A motor car is uniformly retarded and brought to rest from a velocity 36km/hr in 5 seconds. Find its retardation and the distance covered during this period
To find the retardation of the car, we can use the following equation of motion:
\(v = u + at\)
where:
- \(v\) is the final velocity (0 m/s, as the car is brought to rest),
- \(u\) is the initial velocity (36 km/hr), and
- \(t\) is the time taken (5 seconds).
First, let's convert the initial velocity from km/hr to m/s.

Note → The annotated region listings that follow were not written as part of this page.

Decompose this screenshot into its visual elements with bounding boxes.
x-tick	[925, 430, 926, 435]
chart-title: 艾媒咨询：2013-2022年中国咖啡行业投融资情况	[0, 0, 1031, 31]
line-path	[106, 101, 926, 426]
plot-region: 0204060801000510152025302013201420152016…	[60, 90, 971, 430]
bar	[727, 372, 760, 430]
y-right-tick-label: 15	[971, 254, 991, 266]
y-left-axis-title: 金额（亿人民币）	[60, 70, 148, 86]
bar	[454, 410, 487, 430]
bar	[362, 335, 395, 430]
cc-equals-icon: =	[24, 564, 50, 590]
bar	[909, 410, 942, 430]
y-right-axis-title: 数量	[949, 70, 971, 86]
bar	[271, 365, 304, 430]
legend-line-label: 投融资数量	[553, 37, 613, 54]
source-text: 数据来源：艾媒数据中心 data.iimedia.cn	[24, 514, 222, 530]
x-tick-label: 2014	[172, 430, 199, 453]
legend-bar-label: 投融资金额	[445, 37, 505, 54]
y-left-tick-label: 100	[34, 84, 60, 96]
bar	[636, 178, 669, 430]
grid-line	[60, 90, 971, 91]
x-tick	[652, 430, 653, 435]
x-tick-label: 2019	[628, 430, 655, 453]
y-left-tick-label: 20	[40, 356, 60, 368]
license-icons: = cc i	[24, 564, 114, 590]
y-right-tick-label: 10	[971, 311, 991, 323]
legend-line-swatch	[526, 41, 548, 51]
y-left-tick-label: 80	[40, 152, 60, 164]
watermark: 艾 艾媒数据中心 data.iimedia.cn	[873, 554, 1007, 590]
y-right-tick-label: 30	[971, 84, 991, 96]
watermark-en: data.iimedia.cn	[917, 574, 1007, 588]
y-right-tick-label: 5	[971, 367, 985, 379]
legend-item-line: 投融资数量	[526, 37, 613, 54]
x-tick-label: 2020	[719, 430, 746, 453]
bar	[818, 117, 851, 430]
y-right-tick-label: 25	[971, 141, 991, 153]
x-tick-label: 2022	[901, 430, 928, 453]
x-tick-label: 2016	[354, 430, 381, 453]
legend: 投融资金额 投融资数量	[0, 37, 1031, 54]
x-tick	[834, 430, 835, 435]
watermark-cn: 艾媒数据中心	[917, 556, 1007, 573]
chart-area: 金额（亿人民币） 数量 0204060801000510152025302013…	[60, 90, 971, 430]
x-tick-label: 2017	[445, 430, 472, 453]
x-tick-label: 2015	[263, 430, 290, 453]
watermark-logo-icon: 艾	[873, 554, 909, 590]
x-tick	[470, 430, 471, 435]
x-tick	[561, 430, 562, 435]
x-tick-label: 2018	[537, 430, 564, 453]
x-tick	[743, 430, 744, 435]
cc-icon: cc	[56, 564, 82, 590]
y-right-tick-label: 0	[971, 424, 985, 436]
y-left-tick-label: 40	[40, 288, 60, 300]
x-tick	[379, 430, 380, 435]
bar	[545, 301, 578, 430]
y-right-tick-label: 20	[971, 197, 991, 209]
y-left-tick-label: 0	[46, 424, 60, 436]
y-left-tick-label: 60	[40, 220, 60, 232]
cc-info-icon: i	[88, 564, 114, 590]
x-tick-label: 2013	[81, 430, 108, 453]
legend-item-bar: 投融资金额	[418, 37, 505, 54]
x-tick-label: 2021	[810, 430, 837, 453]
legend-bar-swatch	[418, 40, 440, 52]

We know that:
1 km/hr = 1000 m/3600 s = 5/18 m/s
So, the initial velocity, \(u\), becomes:
\(u = 36 \times \frac{5}{18} \, \text{m/s}\)
Next, rearranging the equation to solve for acceleration, \(a\), we have:
\(a = \frac{v - u}{t}\)
Substituting the values we have:
\(a = \frac{0 - 36 \times \frac{5}{18}}{5} \, \text{m/s}^2\)
Simplifying the equation, we find:
\(a = -\frac{36 \times 5}{18 \times 5} \, \text{m/s}^2\)
Therefore, the retardation of the car is \(-\frac{10}{3} \, \text{m/s}^2\).
To calculate the distance covered during this period, we need to use the equation of motion:
\(s = ut + \frac{1}{2}at^2\)
Plugging in the given values:
\(s = (36 \times \frac{5}{18}) \times 5 + \frac{1}{2} \times (-\frac{10}{3}) \times (5)^2 \, \text{m}\)
Simplifying the equation, we get:
\(s = 25 \, \text{m}\)
Therefore, the distance covered by the car during this period is 25 meters.